Probably yes, but given Spark (esp. Catalyst) is written mostly in Scala, it's just much easier to traverse the Spark plans in Scala than in Java. The current Scala implementation is directly usable from within Java consumers, so that's not an issue.
FWIW, we also have an internal fork of this, and I've done some amount of work on it. If this gets included here, I'll be happy to add in my changes as relevant; otherwise I'll look at some point at opensourcing our fork.
Awesome! Then we should combine our efforts.
Probably worth adding that I've got several examples of using this library with Spark; need to get these approved to be able to share them, currently writing up docs for this at present.

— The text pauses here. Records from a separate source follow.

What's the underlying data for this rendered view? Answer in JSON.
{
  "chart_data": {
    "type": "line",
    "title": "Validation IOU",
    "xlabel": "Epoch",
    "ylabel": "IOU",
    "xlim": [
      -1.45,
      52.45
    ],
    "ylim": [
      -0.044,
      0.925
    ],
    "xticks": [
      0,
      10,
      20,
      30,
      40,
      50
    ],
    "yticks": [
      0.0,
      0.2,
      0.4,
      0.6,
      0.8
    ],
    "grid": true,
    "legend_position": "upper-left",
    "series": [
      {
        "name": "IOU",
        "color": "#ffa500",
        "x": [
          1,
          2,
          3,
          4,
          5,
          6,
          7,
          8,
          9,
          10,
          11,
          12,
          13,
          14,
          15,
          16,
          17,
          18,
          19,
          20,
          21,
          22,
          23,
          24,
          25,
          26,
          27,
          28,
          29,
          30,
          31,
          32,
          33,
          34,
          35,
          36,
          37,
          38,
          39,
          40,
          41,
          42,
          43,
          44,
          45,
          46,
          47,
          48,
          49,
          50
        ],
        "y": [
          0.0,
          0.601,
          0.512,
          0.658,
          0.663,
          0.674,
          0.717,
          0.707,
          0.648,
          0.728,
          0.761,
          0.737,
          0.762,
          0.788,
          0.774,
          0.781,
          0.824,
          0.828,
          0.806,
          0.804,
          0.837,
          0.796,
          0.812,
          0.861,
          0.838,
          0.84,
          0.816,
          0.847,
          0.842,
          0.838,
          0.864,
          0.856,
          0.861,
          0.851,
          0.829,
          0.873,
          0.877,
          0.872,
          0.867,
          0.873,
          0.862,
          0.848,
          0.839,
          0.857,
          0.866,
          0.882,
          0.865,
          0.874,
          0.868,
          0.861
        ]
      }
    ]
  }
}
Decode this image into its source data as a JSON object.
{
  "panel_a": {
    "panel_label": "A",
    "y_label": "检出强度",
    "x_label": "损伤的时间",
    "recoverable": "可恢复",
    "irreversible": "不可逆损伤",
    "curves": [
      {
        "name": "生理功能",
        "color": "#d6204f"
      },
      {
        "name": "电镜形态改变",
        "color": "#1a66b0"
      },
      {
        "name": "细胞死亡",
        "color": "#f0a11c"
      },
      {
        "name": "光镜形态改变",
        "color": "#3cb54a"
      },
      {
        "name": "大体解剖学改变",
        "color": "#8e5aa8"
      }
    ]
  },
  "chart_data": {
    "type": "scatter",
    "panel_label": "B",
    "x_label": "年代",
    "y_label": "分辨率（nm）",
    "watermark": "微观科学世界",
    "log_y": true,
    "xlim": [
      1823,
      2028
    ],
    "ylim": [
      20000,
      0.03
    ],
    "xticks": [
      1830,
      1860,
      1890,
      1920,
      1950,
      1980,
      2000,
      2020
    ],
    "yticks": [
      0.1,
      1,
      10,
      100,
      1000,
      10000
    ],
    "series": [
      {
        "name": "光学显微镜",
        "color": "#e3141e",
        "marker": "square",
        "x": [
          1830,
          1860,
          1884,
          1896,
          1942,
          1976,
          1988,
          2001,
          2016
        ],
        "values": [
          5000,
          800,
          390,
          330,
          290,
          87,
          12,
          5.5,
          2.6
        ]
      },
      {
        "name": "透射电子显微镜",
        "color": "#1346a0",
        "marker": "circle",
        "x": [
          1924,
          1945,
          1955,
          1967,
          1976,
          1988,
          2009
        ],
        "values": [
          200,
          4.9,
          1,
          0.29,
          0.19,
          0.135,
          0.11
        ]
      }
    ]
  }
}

Pleased to see the positive discussion in the 2024-06-19 Substrait Community Sync Meeting regarding this PR. Is there anything I can do to help progress this?
I've rebased this on latest commit in main
to fix the last build break (getDfsNames() was removed recently)
As discussed in the chain of comments here, I’m offering up this PR for your consideration.
I can take no credit for its implementation, it is a copy of the
substrait-spark
module that was part of the gluten repo before it was removed, with a few minor corrections and additions. We are using this as part of a project here (IBM) and would like to see it remain available under the Apache ecosystem.It is useful for converting spark query plans to and from substrait.